Gender and the Routledge History of Rural America: An Editor’s Point of View

Gender and the Routledge History of Rural America:

An Editor’s Point of View

Pamela Riney-Kehrberg, Iowa State University

When I proposed the Routledge History of Rural America, my desire was to edit a book that provided a state-of-the-art view of the topic.  I wanted for the book to reflect, as much as possible, the broad range of material now available on rural American history.  As such, it was very important to me that it provide, wherever possible, a healthy dollop of the history of rural women.  Of course, my experience with rural women’s history dates back to a time when the literature was very, very thin.  My first introduction to the topic was in a seminar Joan Jensen taught while visiting the University of Wisconsin-Madison, in 1988.  She told us that it was the first graduate level course on rural women’s history taught in the U.S., and I believe it.  There was very little literature from which she could draw, and the historiographic papers we wrote required that we travel a very great (historical) distance in the literature to find enough material.  My paper was on rural women and migration, and I had to dip back into the 1940s in order to find enough material.

In The Routledge History, the authors of the chapters have included discussions of gender wherever appropriate, and there is a chapter dedicated to rural women’s history, written by Jenny Barker Devine.  She draws on a vast array of both primary and secondary materials in order to tell a story about rural women that spans generations and regions.  In my own chapter on rural childhood, I have written it as the story of both boys and girls, since gender shaped expectations of child life to a degree that is quite foreign to most of us living in the early 21st century.  At the same time, gender was not always destiny in the way that we might think that it was.  My own grandmother, Elsie Swafford Riney, was the first of six children.  She was born in 1910.  Her sisters, twins, arrived in 1913, and her brothers, also twins, arrived in 1916.  Another sister was born many years later.  Because of her place in the birth order, she became her father’s “hired man,” working in the fields in addition to helping her mother with housework.  Girls might do the work of boys, if circumstances required it.  In her family, the circumstances required that a girl act as a boy, until the boys were old enough to work alongside their father.

 

Mother and child for Pam R-K

Tenant farmers, Mrs.
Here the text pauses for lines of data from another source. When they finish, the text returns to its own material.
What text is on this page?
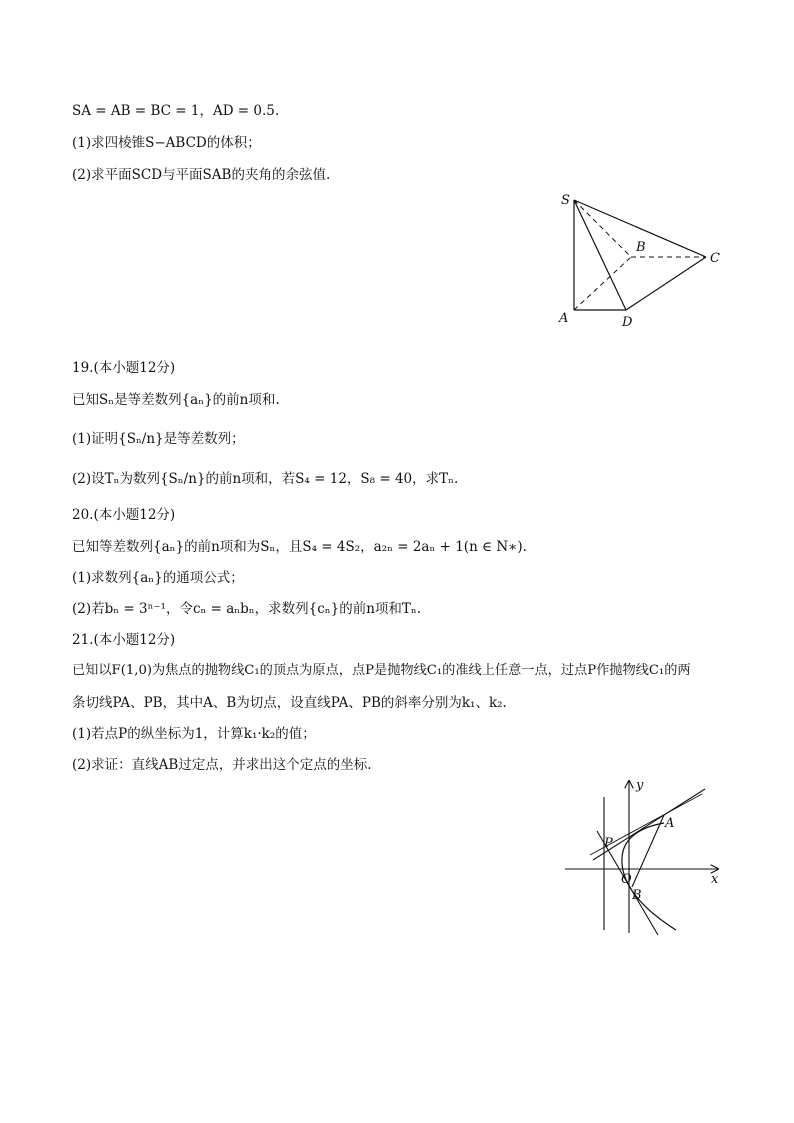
SA = AB = BC = 1，AD = 0.5.
(1)求四棱锥S−ABCD的体积；
(2)求平面SCD与平面SAB的夹角的余弦值.
S
B
C
A	D
19.(本小题12分)
已知Sₙ是等差数列{aₙ}的前n项和.
(1)证明{Sₙ/n}是等差数列；
(2)设Tₙ为数列{Sₙ/n}的前n项和，若S₄ = 12，S₈ = 40，求Tₙ.
20.(本小题12分)
已知等差数列{aₙ}的前n项和为Sₙ，且S₄ = 4S₂，a₂ₙ = 2aₙ + 1(n ∈ N∗).
(1)求数列{aₙ}的通项公式；
(2)若bₙ = 3ⁿ⁻¹，令cₙ = aₙbₙ，求数列{cₙ}的前n项和Tₙ.
21.(本小题12分)
已知以F(1,0)为焦点的抛物线C₁的顶点为原点，点P是抛物线C₁的准线上任意一点，过点P作抛物线C₁的两
条切线PA、PB，其中A、B为切点，设直线PA、PB的斜率分别为k₁、k₂.
(1)若点P的纵坐标为1，计算k₁·k₂的值；
(2)求证：直线AB过定点，并求出这个定点的坐标.
y
x
P
A
O
B
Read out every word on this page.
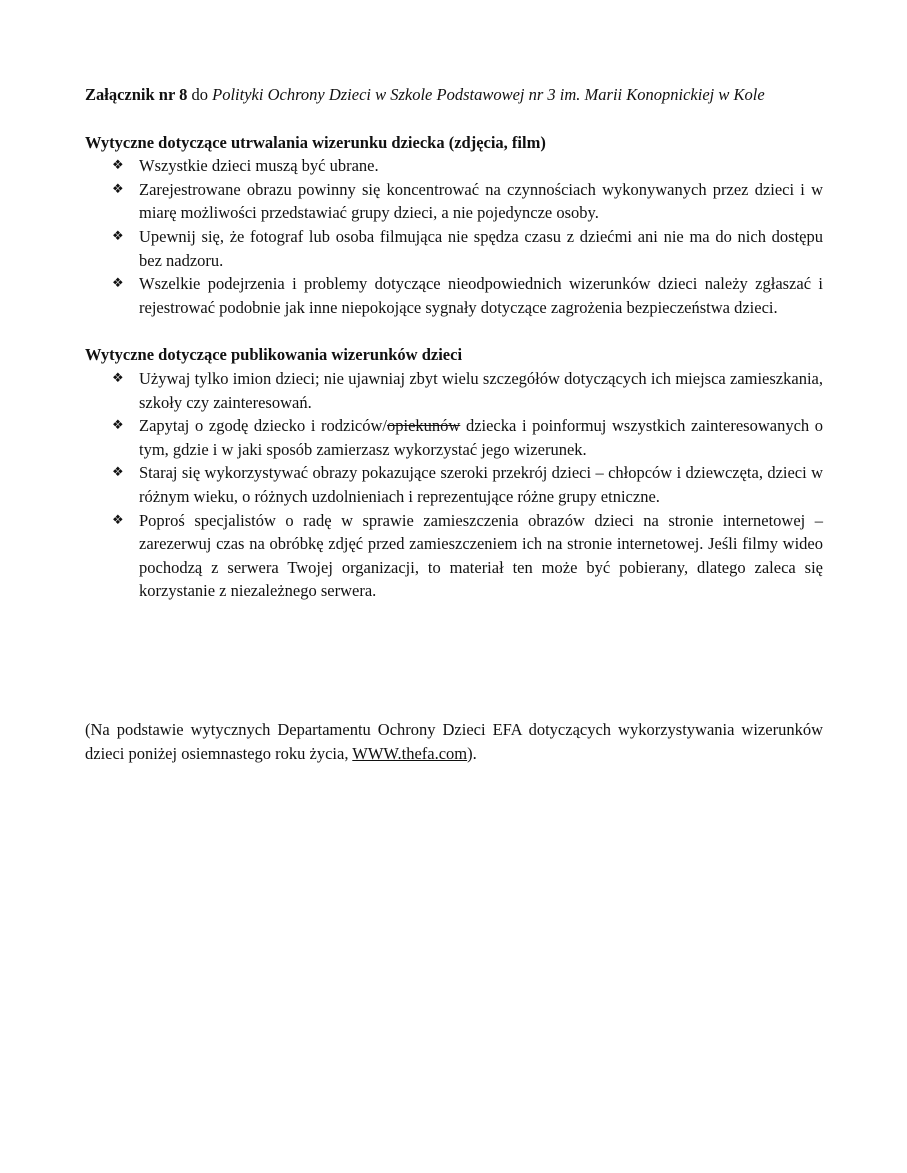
Załącznik nr 8 do Polityki Ochrony Dzieci w Szkole Podstawowej nr 3 im. Marii Konopnickiej w Kole

Wytyczne dotyczące utrwalania wizerunku dziecka (zdjęcia, film)

❖ Wszystkie dzieci muszą być ubrane.
❖ Zarejestrowane obrazu powinny się koncentrować na czynnościach wykonywanych przez dzieci i w miarę możliwości przedstawiać grupy dzieci, a nie pojedyncze osoby.
❖ Upewnij się, że fotograf lub osoba filmująca nie spędza czasu z dziećmi ani nie ma do nich dostępu bez nadzoru.
❖ Wszelkie podejrzenia i problemy dotyczące nieodpowiednich wizerunków dzieci należy zgłaszać i rejestrować podobnie jak inne niepokojące sygnały dotyczące zagrożenia bezpieczeństwa dzieci.

Wytyczne dotyczące publikowania wizerunków dzieci

❖ Używaj tylko imion dzieci; nie ujawniaj zbyt wielu szczegółów dotyczących ich miejsca zamieszkania, szkoły czy zainteresowań.
❖ Zapytaj o zgodę dziecko i rodziców/opiekunów dziecka i poinformuj wszystkich zainteresowanych o tym, gdzie i w jaki sposób zamierzasz wykorzystać jego wizerunek.
❖ Staraj się wykorzystywać obrazy pokazujące szeroki przekrój dzieci – chłopców i dziewczęta, dzieci w różnym wieku, o różnych uzdolnieniach i reprezentujące różne grupy etniczne.
❖ Poproś specjalistów o radę w sprawie zamieszczenia obrazów dzieci na stronie internetowej – zarezerwuj czas na obróbkę zdjęć przed zamieszczeniem ich na stronie internetowej. Jeśli filmy wideo pochodzą z serwera Twojej organizacji, to materiał ten może być pobierany, dlatego zaleca się korzystanie z niezależnego serwera.

(Na podstawie wytycznych Departamentu Ochrony Dzieci EFA dotyczących wykorzystywania wizerunków dzieci poniżej osiemnastego roku życia, WWW.thefa.com).
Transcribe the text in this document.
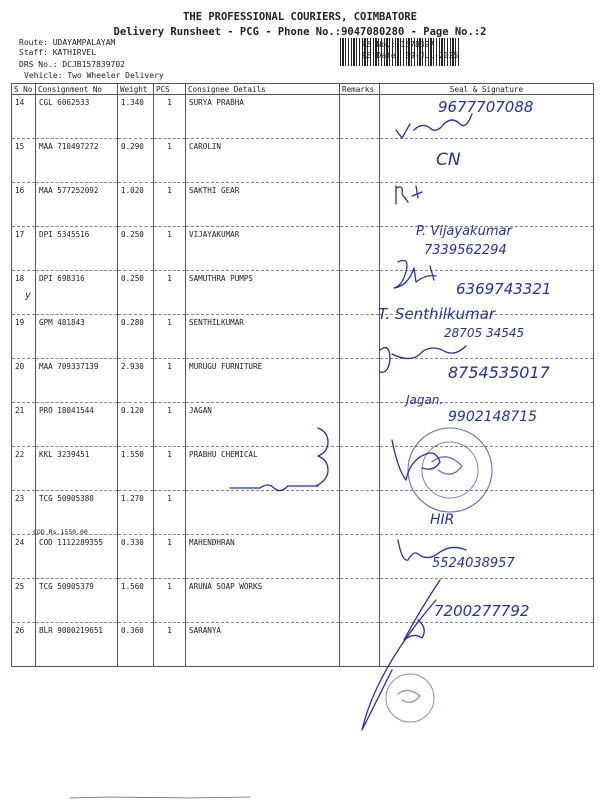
THE PROFESSIONAL COURIERS, COIMBATORE
Delivery Runsheet - PCG - Phone No.:9047080280 - Page No.:2
Route: UDAYAMPALAYAM
Staff: KATHIRVEL
DRS No.: DCJB157839702
Vehicle: Two Wheeler Delivery
RS No.: 1578397
RS Date: 09-Jul-2025
S No	Consignment No	Weight	PCS	Consignee Details	Remarks	Seal & Signature
14	CGL 6062533	1.340	1	SURYA PRABHA		
15	MAA 710497272	0.290	1	CAROLIN		
16	MAA 577252092	1.020	1	SAKTHI GEAR		
17	DPI 5345516	0.250	1	VIJAYAKUMAR		
18	DPI 698316	0.250	1	SAMUTHRA PUMPS		
19	GPM 481843	0.280	1	SENTHILKUMAR		
20	MAA 709337139	2.930	1	MURUGU FURNITURE		
21	PRO 18041544	0.120	1	JAGAN		
22	KKL 3239451	1.550	1	PRABHU CHEMICAL		
23	TCG 50905380	1.270	1			
24	COD 1112289355	0.330	1	MAHENDHRAN		
25	TCG 50905379	1.560	1	ARUNA SOAP WORKS		
26	BLR 9000219651	0.360	1	SARANYA		
COD Rs.1550.00
9677707088
CN
P. Vijayakumar
7339562294
6369743321
T. Senthilkumar
28705 34545
8754535017
Jagan.
9902148715
HIR
5524038957
7200277792
y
Glen Cook and husband, Little Sioux Township, Woodbury County, IA. Photograph by Russell Lee, December 1936.

The illustration for the cover (chosen with more than a little help from the editorial staff and friends), literally has a woman at its center.  An FSA photograph from Great Depression Iowa, it shows a farm family, mother, father, little boy, and toddler girl, posed at the door of their home.  The woman is front and center, holding her daughter, with her washing machine prominently displayed.  She wears a dress that she probably made, and her daughter also wears a homemade dress.  This farm was as much her work as her husband’s, and this photograph depicts a reality I want The Routledge History of Rural America to convey.